05.11.2009 von Hadi Stiel
Kurzsichtige Personalpolitik ist zum Scheitern verurteilt, warnt Rudolf Ruter, Partner bei Ernst & Young und zuständig für den Geschäftsbereich Nachhaltigkeit in Deutschland.

CW: Sie sehen noch kein Licht am Ende des Krisentunnels?

RUTER: Nein. Das Leben nach kurzfristiger Gewinnmaximierung wird ein solides Marktwachstum immer wieder gefährden. Dabei werden gesamtwirtschaftliche, ökologische und soziale Aspekte weiterhin zu kurz kommen. Doch eine Strategie, die kaum anders aussieht als die, die uns in die Finanz- und Wirtschaftskrise geführt hat, wird mittel- bis langfristig zum Scheitern verurteilt sein.

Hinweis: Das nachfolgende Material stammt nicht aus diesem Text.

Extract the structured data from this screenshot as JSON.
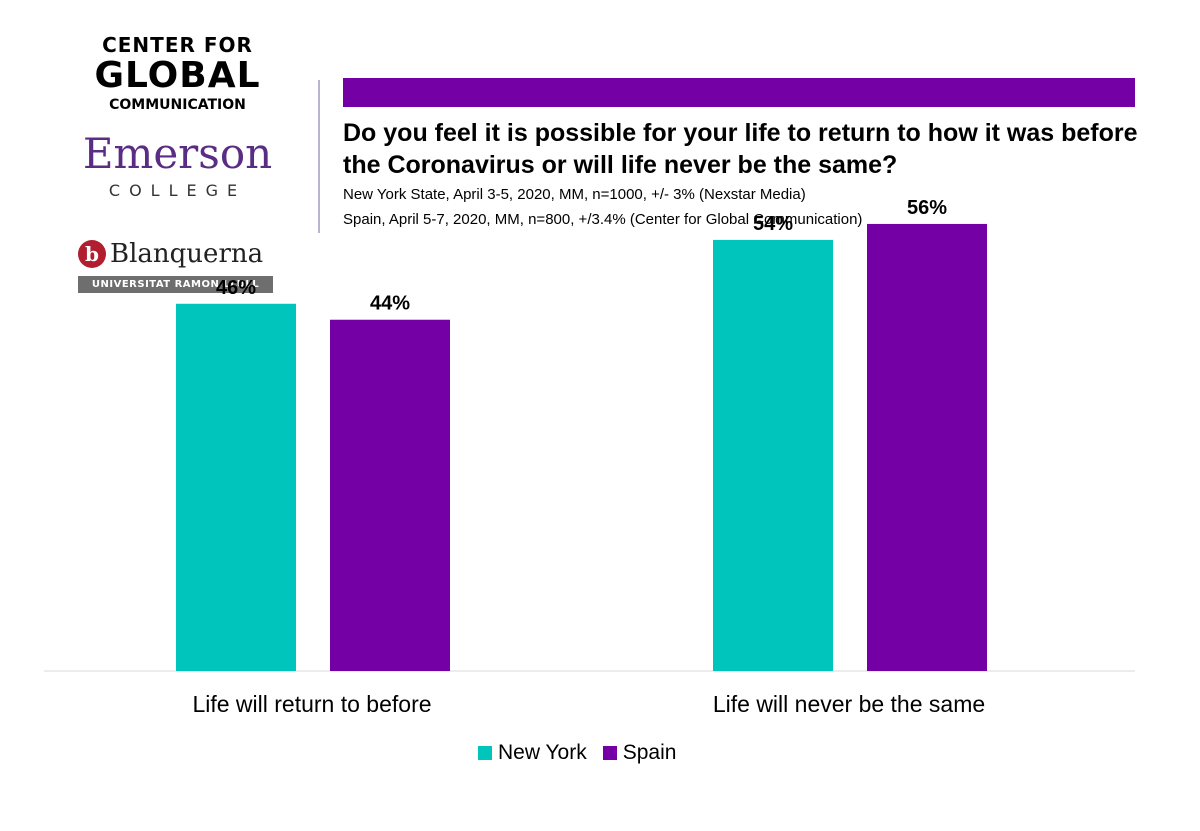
{
  "logos": {
    "cgc": {
      "line1": "CENTER FOR",
      "line2": "GLOBAL",
      "line3": "COMMUNICATION"
    },
    "emerson": {
      "name": "Emerson",
      "college": "COLLEGE"
    },
    "blanquerna": {
      "badge": "b",
      "name": "Blanquerna",
      "university": "UNIVERSITAT RAMON LLULL"
    }
  },
  "colors": {
    "new_york": "#00c5bd",
    "spain": "#7400a5",
    "bar_top": "#7400a5",
    "axis": "#d9d9d9"
  },
  "chart_data": {
    "type": "bar",
    "title": "Do you feel it is possible for your life to return to how it was before the Coronavirus or will life never be the same?",
    "subtitle_lines": [
      "New York State, April 3-5, 2020, MM, n=1000, +/- 3% (Nexstar Media)",
      "Spain, April 5-7, 2020, MM, n=800, +/3.4% (Center for Global Communication)"
    ],
    "categories": [
      "Life will return to before",
      "Life will never be the same"
    ],
    "series": [
      {
        "name": "New York",
        "values": [
          46,
          54
        ],
        "labels": [
          "46%",
          "54%"
        ]
      },
      {
        "name": "Spain",
        "values": [
          44,
          56
        ],
        "labels": [
          "44%",
          "56%"
        ]
      }
    ],
    "ylim": [
      0,
      60
    ],
    "legend_position": "bottom",
    "grid": false
  }
}
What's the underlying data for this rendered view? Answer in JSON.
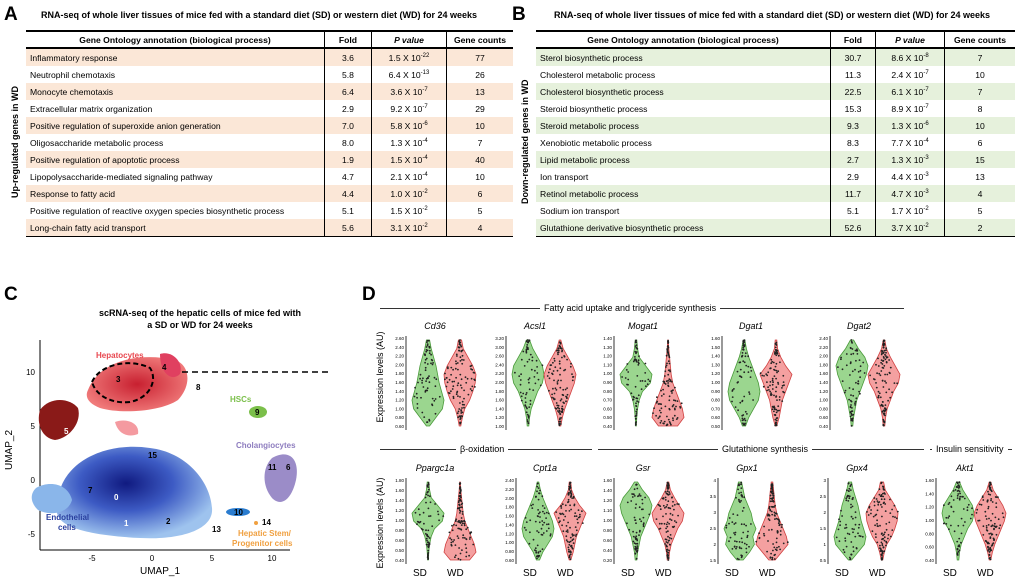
{
  "panelA": {
    "letter": "A",
    "title": "RNA-seq of whole liver tissues of mice fed with a standard diet (SD) or western diet (WD) for 24 weeks",
    "side_label": "Up-regulated genes in WD",
    "headers": {
      "term": "Gene Ontology annotation (biological process)",
      "fold": "Fold",
      "p": "P value",
      "counts": "Gene counts"
    },
    "rows": [
      {
        "term": "Inflammatory response",
        "fold": "3.6",
        "p": "1.5 X 10",
        "exp": "-22",
        "counts": "77"
      },
      {
        "term": "Neutrophil chemotaxis",
        "fold": "5.8",
        "p": "6.4 X 10",
        "exp": "-13",
        "counts": "26"
      },
      {
        "term": "Monocyte chemotaxis",
        "fold": "6.4",
        "p": "3.6 X 10",
        "exp": "-7",
        "counts": "13"
      },
      {
        "term": "Extracellular matrix organization",
        "fold": "2.9",
        "p": "9.2 X 10",
        "exp": "-7",
        "counts": "29"
      },
      {
        "term": "Positive regulation of superoxide anion generation",
        "fold": "7.0",
        "p": "5.8 X 10",
        "exp": "-6",
        "counts": "10"
      },
      {
        "term": "Oligosaccharide metabolic process",
        "fold": "8.0",
        "p": "1.3 X 10",
        "exp": "-4",
        "counts": "7"
      },
      {
        "term": "Positive regulation of apoptotic process",
        "fold": "1.9",
        "p": "1.5 X 10",
        "exp": "-4",
        "counts": "40"
      },
      {
        "term": "Lipopolysaccharide-mediated signaling pathway",
        "fold": "4.7",
        "p": "2.1 X 10",
        "exp": "-4",
        "counts": "10"
      },
      {
        "term": "Response to fatty acid",
        "fold": "4.4",
        "p": "1.0 X 10",
        "exp": "-2",
        "counts": "6"
      },
      {
        "term": "Positive regulation of reactive oxygen species biosynthetic process",
        "fold": "5.1",
        "p": "1.5 X 10",
        "exp": "-2",
        "counts": "5"
      },
      {
        "term": "Long-chain fatty acid transport",
        "fold": "5.6",
        "p": "3.1 X 10",
        "exp": "-2",
        "counts": "4"
      }
    ]
  },
  "panelB": {
    "letter": "B",
    "title": "RNA-seq of whole liver tissues of mice fed with a standard diet (SD) or western diet (WD) for 24 weeks",
    "side_label": "Down-regulated genes in WD",
    "headers": {
      "term": "Gene Ontology annotation (biological process)",
      "fold": "Fold",
      "p": "P value",
      "counts": "Gene counts"
    },
    "rows": [
      {
        "term": "Sterol biosynthetic process",
        "fold": "30.7",
        "p": "8.6 X 10",
        "exp": "-8",
        "counts": "7"
      },
      {
        "term": "Cholesterol metabolic process",
        "fold": "11.3",
        "p": "2.4 X 10",
        "exp": "-7",
        "counts": "10"
      },
      {
        "term": "Cholesterol biosynthetic process",
        "fold": "22.5",
        "p": "6.1 X 10",
        "exp": "-7",
        "counts": "7"
      },
      {
        "term": "Steroid biosynthetic process",
        "fold": "15.3",
        "p": "8.9 X 10",
        "exp": "-7",
        "counts": "8"
      },
      {
        "term": "Steroid metabolic process",
        "fold": "9.3",
        "p": "1.3 X 10",
        "exp": "-6",
        "counts": "10"
      },
      {
        "term": "Xenobiotic metabolic process",
        "fold": "8.3",
        "p": "7.7 X 10",
        "exp": "-4",
        "counts": "6"
      },
      {
        "term": "Lipid metabolic process",
        "fold": "2.7",
        "p": "1.3 X 10",
        "exp": "-3",
        "counts": "15"
      },
      {
        "term": "Ion transport",
        "fold": "2.9",
        "p": "4.4 X 10",
        "exp": "-3",
        "counts": "13"
      },
      {
        "term": "Retinol metabolic process",
        "fold": "11.7",
        "p": "4.7 X 10",
        "exp": "-3",
        "counts": "4"
      },
      {
        "term": "Sodium ion transport",
        "fold": "5.1",
        "p": "1.7 X 10",
        "exp": "-2",
        "counts": "5"
      },
      {
        "term": "Glutathione derivative biosynthetic process",
        "fold": "52.6",
        "p": "3.7 X 10",
        "exp": "-2",
        "counts": "2"
      }
    ]
  },
  "panelC": {
    "letter": "C",
    "title_line1": "scRNA-seq of the hepatic cells of mice fed with",
    "title_line2": "a SD or WD for 24 weeks",
    "xlabel": "UMAP_1",
    "ylabel": "UMAP_2",
    "xticks": [
      "-5",
      "0",
      "5",
      "10"
    ],
    "yticks": [
      "10",
      "5",
      "0",
      "-5"
    ],
    "labels": {
      "hepatocytes": "Hepatocytes",
      "hscs": "HSCs",
      "cholangiocytes": "Cholangiocytes",
      "endothelial1": "Endothelial",
      "endothelial2": "cells",
      "hepatic1": "Hepatic Stem/",
      "hepatic2": "Progenitor cells"
    },
    "cluster_numbers": [
      "0",
      "1",
      "2",
      "3",
      "4",
      "5",
      "6",
      "7",
      "8",
      "9",
      "10",
      "11",
      "13",
      "14",
      "15"
    ],
    "colors": {
      "hepatocyte": "#e8474f",
      "endothelial": "#2a3f9e",
      "hsc": "#7bbf4a",
      "cholangio": "#8e7dbf",
      "progenitor": "#f0a040"
    }
  },
  "panelD": {
    "letter": "D",
    "ylabel": "Expression levels (AU)",
    "groups": {
      "fatty": "Fatty acid uptake and triglyceride synthesis",
      "beta": "β-oxidation",
      "glut": "Glutathione synthesis",
      "insulin": "Insulin sensitivity"
    },
    "x_sd": "SD",
    "x_wd": "WD",
    "colors": {
      "sd": "#7ac86a",
      "wd": "#f08080"
    },
    "row1": [
      {
        "gene": "Cd36",
        "ticks": [
          "2.60",
          "2.40",
          "2.20",
          "2.00",
          "1.80",
          "1.60",
          "1.40",
          "1.20",
          "1.00",
          "0.80",
          "0.60"
        ]
      },
      {
        "gene": "Acsl1",
        "ticks": [
          "3.20",
          "3.00",
          "2.60",
          "2.40",
          "2.20",
          "2.00",
          "1.80",
          "1.60",
          "1.40",
          "1.20",
          "1.00"
        ]
      },
      {
        "gene": "Mogat1",
        "ticks": [
          "1.40",
          "1.30",
          "1.20",
          "1.10",
          "1.00",
          "0.90",
          "0.80",
          "0.70",
          "0.60",
          "0.50",
          "0.40"
        ]
      },
      {
        "gene": "Dgat1",
        "ticks": [
          "1.60",
          "1.50",
          "1.40",
          "1.30",
          "1.20",
          "1.00",
          "0.90",
          "0.80",
          "0.70",
          "0.60",
          "0.50"
        ]
      },
      {
        "gene": "Dgat2",
        "ticks": [
          "2.40",
          "2.20",
          "2.00",
          "1.80",
          "1.60",
          "1.40",
          "1.20",
          "1.00",
          "0.80",
          "0.60",
          "0.40"
        ]
      }
    ],
    "row2": [
      {
        "gene": "Ppargc1a",
        "ticks": [
          "1.80",
          "1.60",
          "1.40",
          "1.20",
          "1.00",
          "0.80",
          "0.60",
          "0.50",
          "0.40"
        ]
      },
      {
        "gene": "Cpt1a",
        "ticks": [
          "2.40",
          "2.20",
          "2.00",
          "1.80",
          "1.60",
          "1.40",
          "1.20",
          "1.00",
          "0.80",
          "0.60"
        ]
      },
      {
        "gene": "Gsr",
        "ticks": [
          "1.60",
          "1.40",
          "1.20",
          "1.10",
          "1.00",
          "0.80",
          "0.60",
          "0.40",
          "0.20"
        ]
      },
      {
        "gene": "Gpx1",
        "ticks": [
          "4",
          "3.5",
          "3",
          "2.5",
          "2",
          "1.5"
        ]
      },
      {
        "gene": "Gpx4",
        "ticks": [
          "3",
          "2.5",
          "2",
          "1.5",
          "1",
          "0.5"
        ]
      },
      {
        "gene": "Akt1",
        "ticks": [
          "1.60",
          "1.40",
          "1.20",
          "1.00",
          "0.80",
          "0.60",
          "0.40"
        ]
      }
    ]
  }
}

CW: Gilt dies auch für die aktuelle Personalstrategie der meisten Unternehmen?

Rudolf Ruter, Ernst & Young: "Nur eine vorausschauende Personalpolitik führt aus der Krise."

RUTER: Leider ja. Eine Geschäftspolitik, die ausschließlich die eigene Betriebswirtschaft fokussiert, wird sich zwangsläufig in einer kurzsichtigen Personalpolitik niederschlagen. Dabei sollte uns die Krise gelehrt haben, mehr auf langfristige und nachhaltige Unternehmensziele zu setzen. Nur wenn dies gelingt, wird sich auch die Personalpolitik aus den Fesseln eines kurzfristigen Gewinninteresses befreien können. Wir wissen aus einer Reihe von Befragungen junger Akademiker, dass ihnen Verantwortungsbewusstsein von Unternehmern gegenüber Mitarbeitern und der Gesellschaft bei der Entscheidung für einen Arbeitgeber ein wichtiges Kriterium ist. Beim "War for Talents", der weiterhingehen wird, ist es wichtig, dass Unternehmen diesen Wertewandel erkennen und die strategische Ausrichtung ihrer Geschäfts- und Personalpolitik überdenken. An Corporate Responsibility (CR) bis hinein in die Personalabteilung besteht also ein enormer Handlungsbedarf.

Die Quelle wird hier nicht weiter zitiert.